Proper SKID CONTROL techniques.

There are two important factors to remember in proper skid control. Sight and NO BRAKES!

As Teknic somewhat stated above in one of his prievious posts, you should look where you want your vehicle to go. This is very important. You will follow where your eyes lead you. You can not walk perfectly straight while looking to the left or the right, same with driving. Find the path you want your vehicle to take and DONT LOSE SIGHT OF IT!

My second factor was to not use your brakes. I know that some of you may think that I am stupid and that you should use your brakes to slow down to get control of your vehicle, well you sir, are stupid. When you use your brakes, the weight of the vehicle shifts to the font of your vehicle which will send it into a harder skid to gain control of and when your tires finally grip, you are screwed.
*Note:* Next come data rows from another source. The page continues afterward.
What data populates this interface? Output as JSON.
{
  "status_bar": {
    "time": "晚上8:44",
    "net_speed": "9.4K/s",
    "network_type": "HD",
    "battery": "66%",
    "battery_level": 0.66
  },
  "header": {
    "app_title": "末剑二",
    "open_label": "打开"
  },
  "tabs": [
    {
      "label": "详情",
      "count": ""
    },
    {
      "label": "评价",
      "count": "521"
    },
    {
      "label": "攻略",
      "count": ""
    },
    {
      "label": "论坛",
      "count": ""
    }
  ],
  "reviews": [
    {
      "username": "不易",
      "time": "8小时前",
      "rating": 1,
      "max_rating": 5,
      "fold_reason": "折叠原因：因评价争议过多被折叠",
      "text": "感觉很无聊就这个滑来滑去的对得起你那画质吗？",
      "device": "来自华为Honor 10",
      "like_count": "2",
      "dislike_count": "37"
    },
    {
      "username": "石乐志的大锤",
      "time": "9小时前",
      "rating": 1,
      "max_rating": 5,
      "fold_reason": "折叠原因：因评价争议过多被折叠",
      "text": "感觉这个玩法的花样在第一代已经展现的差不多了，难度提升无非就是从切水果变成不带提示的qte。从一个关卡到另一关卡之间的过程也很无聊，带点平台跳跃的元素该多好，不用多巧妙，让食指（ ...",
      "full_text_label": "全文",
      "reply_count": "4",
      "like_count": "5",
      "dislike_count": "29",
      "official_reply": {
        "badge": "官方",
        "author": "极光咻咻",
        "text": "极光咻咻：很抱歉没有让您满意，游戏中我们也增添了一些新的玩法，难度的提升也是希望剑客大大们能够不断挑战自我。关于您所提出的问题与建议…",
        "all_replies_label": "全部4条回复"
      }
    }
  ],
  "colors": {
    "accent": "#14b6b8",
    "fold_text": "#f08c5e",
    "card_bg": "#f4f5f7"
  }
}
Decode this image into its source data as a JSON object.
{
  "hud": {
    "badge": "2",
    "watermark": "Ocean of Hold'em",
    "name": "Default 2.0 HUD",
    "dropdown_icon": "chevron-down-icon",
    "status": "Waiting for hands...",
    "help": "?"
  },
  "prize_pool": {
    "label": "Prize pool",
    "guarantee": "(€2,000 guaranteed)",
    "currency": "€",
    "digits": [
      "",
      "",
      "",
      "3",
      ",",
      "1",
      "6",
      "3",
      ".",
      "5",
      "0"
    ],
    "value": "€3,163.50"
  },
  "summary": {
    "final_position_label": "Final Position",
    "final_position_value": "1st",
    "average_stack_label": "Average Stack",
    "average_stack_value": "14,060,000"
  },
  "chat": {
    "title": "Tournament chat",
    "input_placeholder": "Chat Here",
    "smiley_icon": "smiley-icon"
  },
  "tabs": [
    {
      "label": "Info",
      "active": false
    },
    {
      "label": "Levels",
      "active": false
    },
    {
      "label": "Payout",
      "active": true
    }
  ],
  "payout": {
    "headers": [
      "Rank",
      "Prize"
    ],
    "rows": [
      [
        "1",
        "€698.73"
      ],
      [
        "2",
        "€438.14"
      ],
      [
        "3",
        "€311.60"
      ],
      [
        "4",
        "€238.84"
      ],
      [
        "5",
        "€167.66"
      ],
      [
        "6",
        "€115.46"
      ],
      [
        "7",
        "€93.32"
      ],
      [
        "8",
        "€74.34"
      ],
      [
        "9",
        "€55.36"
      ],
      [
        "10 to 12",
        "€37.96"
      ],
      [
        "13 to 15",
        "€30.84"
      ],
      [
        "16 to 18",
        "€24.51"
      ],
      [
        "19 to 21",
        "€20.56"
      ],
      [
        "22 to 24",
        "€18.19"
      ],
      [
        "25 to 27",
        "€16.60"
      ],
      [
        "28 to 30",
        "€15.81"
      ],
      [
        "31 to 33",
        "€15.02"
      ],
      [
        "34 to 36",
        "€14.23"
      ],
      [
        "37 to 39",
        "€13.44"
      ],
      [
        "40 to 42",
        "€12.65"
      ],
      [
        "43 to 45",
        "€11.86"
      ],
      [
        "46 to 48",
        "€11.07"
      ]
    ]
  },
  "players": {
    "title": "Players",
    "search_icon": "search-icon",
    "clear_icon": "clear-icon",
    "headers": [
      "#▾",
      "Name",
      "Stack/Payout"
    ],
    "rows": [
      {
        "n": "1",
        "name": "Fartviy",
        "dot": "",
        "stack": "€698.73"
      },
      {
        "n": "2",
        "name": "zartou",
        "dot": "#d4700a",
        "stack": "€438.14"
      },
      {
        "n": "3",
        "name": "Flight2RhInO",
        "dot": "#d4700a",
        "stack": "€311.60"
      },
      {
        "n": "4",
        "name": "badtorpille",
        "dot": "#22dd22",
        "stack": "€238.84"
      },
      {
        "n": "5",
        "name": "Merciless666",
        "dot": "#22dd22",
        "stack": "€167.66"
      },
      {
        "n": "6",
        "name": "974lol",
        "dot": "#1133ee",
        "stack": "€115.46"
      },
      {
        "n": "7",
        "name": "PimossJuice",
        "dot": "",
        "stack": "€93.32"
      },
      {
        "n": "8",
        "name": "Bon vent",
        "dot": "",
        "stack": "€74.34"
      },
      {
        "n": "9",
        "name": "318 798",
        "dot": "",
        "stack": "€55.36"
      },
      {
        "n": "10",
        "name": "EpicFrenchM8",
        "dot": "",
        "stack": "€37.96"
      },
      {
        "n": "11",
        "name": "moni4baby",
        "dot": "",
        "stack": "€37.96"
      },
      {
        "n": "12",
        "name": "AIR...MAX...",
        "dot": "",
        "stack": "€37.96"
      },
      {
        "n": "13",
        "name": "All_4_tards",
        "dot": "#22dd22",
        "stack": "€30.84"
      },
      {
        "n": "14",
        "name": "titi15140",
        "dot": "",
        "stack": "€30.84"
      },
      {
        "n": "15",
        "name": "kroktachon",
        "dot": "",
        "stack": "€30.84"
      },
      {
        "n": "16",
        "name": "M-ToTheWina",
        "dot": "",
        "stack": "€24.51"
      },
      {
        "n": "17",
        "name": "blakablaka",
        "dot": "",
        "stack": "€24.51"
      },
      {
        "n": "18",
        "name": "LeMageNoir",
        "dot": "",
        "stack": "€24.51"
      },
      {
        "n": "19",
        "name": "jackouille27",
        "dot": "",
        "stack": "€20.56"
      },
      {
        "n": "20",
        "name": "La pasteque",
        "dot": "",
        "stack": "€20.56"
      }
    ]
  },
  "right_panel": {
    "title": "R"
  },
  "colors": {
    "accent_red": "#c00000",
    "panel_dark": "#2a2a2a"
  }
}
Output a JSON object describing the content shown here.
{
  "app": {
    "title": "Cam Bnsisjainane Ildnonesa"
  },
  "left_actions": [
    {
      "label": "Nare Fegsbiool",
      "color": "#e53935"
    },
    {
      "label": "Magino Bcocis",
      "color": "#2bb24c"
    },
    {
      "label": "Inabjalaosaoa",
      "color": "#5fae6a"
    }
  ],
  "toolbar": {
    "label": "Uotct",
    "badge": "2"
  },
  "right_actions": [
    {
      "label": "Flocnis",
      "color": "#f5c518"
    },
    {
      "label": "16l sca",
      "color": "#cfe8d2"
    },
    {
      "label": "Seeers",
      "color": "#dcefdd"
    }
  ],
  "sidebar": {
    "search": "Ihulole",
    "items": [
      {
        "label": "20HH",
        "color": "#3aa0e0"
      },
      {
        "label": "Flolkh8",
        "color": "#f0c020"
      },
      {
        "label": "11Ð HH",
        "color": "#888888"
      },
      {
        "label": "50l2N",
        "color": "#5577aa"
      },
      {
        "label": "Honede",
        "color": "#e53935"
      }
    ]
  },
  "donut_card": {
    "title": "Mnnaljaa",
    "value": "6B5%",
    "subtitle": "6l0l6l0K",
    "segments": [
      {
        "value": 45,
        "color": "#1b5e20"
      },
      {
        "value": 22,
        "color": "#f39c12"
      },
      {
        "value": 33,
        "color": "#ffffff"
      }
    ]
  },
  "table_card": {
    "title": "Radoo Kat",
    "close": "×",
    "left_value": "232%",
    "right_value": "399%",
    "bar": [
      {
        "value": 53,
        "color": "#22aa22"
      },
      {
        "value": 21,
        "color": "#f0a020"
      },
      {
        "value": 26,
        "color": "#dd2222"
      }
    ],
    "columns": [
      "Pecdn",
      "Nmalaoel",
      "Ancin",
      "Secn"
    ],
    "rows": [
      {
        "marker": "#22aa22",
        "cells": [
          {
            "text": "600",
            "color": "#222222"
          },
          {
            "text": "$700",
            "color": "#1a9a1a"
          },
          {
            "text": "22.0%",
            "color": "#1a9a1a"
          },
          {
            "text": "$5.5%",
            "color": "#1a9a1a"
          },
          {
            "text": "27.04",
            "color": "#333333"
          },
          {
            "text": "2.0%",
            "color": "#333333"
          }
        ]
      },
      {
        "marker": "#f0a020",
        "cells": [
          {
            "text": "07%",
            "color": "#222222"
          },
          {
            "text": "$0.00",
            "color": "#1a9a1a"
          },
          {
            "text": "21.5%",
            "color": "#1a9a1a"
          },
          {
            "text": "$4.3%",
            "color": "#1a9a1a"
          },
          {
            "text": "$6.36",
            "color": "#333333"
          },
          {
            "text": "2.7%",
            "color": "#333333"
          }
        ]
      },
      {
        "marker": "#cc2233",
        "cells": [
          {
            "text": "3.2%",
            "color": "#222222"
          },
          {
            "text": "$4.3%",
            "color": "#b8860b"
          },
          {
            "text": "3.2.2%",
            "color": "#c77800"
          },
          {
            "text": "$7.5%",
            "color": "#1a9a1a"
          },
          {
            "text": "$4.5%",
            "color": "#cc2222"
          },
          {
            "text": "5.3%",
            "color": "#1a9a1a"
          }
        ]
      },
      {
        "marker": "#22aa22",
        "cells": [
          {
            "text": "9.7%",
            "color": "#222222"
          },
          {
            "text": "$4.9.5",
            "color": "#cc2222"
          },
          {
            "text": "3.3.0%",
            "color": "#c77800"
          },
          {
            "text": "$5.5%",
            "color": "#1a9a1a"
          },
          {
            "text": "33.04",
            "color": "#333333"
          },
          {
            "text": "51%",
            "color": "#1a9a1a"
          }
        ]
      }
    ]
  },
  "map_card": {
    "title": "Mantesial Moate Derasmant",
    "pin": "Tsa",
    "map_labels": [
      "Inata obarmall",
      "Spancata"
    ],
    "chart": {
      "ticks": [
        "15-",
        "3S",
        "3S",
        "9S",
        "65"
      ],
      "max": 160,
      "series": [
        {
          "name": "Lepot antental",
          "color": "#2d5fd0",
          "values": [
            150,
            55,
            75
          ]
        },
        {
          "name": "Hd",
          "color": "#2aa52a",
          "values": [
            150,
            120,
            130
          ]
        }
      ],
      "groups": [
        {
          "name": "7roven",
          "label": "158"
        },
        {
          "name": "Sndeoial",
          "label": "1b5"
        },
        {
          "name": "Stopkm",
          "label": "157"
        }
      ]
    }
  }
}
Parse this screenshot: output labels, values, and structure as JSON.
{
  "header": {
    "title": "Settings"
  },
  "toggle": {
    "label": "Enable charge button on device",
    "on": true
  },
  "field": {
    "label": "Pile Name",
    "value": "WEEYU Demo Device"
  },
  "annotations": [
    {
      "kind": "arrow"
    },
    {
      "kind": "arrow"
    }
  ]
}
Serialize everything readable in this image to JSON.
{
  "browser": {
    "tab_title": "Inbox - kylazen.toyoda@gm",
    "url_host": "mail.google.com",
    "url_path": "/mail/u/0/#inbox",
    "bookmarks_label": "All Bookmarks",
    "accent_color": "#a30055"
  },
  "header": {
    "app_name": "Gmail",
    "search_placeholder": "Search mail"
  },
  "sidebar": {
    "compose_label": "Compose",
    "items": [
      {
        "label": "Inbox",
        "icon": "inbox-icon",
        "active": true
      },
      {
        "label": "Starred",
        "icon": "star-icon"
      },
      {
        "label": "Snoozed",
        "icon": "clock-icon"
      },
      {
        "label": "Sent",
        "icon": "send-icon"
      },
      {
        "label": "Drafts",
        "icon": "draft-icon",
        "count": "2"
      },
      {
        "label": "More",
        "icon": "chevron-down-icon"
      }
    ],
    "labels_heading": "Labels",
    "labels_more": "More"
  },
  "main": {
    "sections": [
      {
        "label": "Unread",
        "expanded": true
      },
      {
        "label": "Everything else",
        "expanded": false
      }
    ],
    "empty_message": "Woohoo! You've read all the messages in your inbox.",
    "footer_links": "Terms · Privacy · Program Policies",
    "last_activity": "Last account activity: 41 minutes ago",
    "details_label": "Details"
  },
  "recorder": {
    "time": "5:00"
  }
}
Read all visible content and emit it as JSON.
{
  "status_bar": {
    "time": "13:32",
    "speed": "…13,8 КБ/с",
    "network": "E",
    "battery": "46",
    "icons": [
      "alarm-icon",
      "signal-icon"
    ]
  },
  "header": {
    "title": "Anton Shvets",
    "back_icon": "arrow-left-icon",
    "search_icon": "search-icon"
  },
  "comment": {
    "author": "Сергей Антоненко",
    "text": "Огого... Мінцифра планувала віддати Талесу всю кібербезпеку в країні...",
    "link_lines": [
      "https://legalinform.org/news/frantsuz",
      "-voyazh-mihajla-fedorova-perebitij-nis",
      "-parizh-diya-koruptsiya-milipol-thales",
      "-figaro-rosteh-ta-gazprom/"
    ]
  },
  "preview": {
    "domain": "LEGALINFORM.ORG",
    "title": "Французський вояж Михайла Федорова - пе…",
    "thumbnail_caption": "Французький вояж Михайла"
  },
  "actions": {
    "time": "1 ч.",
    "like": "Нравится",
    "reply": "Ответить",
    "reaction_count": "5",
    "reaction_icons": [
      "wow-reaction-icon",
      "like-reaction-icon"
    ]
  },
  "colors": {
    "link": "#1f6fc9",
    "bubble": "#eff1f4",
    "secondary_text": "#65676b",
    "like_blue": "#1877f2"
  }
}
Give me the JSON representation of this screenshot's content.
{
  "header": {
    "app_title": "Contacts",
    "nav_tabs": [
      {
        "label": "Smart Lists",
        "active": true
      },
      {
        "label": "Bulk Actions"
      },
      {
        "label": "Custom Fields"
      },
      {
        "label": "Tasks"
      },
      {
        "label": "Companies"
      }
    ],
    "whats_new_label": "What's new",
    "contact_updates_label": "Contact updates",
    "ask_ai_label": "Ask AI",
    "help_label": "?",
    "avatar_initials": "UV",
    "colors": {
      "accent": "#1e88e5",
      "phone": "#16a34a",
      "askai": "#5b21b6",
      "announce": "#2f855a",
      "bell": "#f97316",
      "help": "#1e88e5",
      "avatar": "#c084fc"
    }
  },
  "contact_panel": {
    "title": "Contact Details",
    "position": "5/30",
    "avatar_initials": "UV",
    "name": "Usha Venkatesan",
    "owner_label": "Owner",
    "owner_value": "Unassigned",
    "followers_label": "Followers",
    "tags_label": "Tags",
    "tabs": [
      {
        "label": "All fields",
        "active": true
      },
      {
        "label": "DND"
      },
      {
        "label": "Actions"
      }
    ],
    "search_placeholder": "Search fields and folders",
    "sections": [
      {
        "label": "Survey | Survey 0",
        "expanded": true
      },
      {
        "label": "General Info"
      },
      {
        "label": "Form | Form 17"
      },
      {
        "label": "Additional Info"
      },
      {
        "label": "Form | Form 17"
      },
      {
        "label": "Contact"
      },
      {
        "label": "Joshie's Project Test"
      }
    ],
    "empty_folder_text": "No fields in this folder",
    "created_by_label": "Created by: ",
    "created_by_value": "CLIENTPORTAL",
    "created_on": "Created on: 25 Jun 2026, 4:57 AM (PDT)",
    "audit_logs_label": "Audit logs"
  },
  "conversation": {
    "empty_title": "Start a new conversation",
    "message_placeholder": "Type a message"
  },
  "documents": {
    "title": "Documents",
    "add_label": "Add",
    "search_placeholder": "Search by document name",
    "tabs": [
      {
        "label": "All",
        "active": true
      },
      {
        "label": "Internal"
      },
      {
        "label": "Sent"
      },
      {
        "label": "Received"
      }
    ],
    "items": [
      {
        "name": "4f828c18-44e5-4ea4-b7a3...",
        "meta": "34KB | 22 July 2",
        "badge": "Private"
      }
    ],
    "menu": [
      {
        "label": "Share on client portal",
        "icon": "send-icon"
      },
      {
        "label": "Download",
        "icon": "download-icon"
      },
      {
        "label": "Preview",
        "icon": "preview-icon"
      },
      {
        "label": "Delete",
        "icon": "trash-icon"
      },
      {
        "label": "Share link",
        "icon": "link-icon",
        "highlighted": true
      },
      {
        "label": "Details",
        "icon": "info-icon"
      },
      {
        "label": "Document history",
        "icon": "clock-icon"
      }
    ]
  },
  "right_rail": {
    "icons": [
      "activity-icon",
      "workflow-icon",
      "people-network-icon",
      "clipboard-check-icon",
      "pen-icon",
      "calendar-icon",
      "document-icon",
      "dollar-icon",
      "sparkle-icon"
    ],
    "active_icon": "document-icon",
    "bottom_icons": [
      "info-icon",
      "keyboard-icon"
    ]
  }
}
What you want to do is get off of the gas pedal. In fact, don't touch any pedals to be safe. Letting go of the gas pedal will even your vehicles weight out so that all four of your tires can gain control which will help you control your vehicle better. You have four contact patches on your vehicle, those are where your tires meet the road. The total area of the amount of actual contact between the four of your tires and the road equal up to about the size of a standard piece of notebook paper (the 11 inch by 7 inch size thingie [not exact measurments]). Having control of all four tires will give you control of your vehicle.

While looking at where you want to go and giving the traction you need back to your four contact patches, you also want to steer in the direction you want to go. This is kind of obvious but one would be surprised at how many people freak out, lock up and forget about this step.

If you follow these procedures correctly, you can sucessfully navigate a skid and come out of it clean and quickly to start your acceleration phase. This is also a nice technique to use when you are in a real skid on the road to save yourself from a crash, not just a racing technique. Reading this may very well save your life if you can remember to look, decelerate, and steer.